Song by Al Wa3d Band for Islamic Art

from the album Atiaf 4
- Released: 25 March 2012
- Genre: Propaganda music
- Length: 5:04
- Label: 2012 E.T.W. Music Company
- Composer: Unknown
- Lyricist: Unknown

= Shock Israel's Security =

"Shock Israel's Security" (זעזע את ביטחונה של ישראל; زلزل أمن إسرائيل), commonly known as "Attack, Do Terror Attacks" , is a propaganda song produced by Al Wa3d Band for Islamic Art, Hamas' affiliated Lebanese Islamic Art Band, as part of their 4th Album, Atiaf 4 in 2012. It became a humorous hit in Israel and many parodic cover versions were produced in response.

The song was originally written in Arabic and published in 2012. Due to its success in the Arab world, the song was translated into Hebrew in 2014, as a part of a propaganda campaign by Hamas during the 2014 Israel-Gaza conflict. This version, just like the Arab version encourages attacks against Israel. The song became a humorous hit in Israel.
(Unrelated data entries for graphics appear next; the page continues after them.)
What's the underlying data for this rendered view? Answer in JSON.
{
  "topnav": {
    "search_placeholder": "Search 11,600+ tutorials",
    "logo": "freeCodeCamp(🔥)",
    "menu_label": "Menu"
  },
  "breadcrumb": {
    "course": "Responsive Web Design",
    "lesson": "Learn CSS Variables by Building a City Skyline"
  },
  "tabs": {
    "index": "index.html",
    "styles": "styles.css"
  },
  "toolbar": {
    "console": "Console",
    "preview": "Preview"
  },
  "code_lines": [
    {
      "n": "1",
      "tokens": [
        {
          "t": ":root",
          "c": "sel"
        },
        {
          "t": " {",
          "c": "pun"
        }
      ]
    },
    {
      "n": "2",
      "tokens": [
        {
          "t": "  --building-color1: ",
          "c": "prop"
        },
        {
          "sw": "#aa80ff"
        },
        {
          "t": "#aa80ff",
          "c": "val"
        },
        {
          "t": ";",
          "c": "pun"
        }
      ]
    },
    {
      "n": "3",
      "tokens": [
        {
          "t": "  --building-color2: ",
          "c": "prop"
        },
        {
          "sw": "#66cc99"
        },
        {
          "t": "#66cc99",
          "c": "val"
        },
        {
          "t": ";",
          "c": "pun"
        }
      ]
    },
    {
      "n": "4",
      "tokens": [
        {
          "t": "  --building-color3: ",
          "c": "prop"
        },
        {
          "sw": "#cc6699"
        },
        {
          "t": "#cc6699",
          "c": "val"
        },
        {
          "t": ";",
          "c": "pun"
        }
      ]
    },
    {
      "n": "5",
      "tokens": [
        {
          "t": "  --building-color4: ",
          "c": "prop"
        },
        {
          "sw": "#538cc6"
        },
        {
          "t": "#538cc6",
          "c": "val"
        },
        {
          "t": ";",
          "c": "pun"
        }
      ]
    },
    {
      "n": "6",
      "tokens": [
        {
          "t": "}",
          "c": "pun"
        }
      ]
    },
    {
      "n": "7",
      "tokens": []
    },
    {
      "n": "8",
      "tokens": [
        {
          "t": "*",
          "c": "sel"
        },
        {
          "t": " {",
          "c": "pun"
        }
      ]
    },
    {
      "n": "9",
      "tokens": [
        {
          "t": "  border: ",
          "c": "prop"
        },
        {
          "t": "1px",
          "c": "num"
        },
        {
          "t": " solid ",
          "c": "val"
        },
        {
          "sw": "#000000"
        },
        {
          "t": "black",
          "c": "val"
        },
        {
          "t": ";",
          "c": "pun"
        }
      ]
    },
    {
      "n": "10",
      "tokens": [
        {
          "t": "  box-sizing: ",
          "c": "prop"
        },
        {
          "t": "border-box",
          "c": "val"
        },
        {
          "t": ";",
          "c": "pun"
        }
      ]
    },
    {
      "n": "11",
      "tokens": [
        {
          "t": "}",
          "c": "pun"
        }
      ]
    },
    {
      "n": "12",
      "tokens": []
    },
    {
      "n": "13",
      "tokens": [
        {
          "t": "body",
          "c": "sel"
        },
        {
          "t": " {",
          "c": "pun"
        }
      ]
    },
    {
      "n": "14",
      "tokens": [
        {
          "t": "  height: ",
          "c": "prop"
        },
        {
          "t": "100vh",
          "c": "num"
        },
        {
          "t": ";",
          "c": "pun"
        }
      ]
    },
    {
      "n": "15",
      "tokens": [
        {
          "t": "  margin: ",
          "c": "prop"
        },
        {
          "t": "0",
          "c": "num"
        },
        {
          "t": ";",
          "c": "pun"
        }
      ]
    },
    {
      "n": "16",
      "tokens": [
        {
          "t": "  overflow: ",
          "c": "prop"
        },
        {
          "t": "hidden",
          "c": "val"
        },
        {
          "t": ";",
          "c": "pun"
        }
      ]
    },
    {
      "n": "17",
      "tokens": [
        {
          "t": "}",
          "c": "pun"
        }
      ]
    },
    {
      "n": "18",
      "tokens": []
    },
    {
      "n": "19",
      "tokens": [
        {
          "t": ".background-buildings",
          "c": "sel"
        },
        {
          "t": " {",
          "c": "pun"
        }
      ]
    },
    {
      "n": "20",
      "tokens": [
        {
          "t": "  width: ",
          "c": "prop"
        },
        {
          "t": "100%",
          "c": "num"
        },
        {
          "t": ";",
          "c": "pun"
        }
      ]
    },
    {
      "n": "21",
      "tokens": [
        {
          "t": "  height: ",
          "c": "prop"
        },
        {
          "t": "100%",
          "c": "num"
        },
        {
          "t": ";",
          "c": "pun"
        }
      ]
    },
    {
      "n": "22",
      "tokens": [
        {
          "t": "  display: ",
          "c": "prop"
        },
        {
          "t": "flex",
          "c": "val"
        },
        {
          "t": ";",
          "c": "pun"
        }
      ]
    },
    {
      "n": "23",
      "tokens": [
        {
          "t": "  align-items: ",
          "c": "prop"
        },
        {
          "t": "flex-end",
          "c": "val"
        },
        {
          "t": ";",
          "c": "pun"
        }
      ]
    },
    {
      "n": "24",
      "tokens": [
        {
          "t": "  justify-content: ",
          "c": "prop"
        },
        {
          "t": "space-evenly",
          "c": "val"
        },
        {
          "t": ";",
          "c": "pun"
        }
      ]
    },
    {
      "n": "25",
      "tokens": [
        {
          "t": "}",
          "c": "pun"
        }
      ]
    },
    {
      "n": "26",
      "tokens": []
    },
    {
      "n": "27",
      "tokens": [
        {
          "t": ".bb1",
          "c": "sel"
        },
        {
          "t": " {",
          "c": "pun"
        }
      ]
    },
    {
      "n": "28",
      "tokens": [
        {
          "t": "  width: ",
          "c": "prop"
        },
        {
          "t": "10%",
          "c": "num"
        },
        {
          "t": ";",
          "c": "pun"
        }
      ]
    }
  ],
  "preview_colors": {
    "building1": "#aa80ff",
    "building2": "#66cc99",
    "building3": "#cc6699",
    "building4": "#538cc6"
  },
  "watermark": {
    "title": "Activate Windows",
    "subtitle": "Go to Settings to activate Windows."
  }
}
The song was removed from YouTube as a violation of its policies prohibiting hate speech and glorification of terrorism. Although an Indonesian channel re-uploaded it along with other accounts on YouTube that had not been terminated through the title in Arabic.

It was also removed from Spotify and Apple Music along with the album.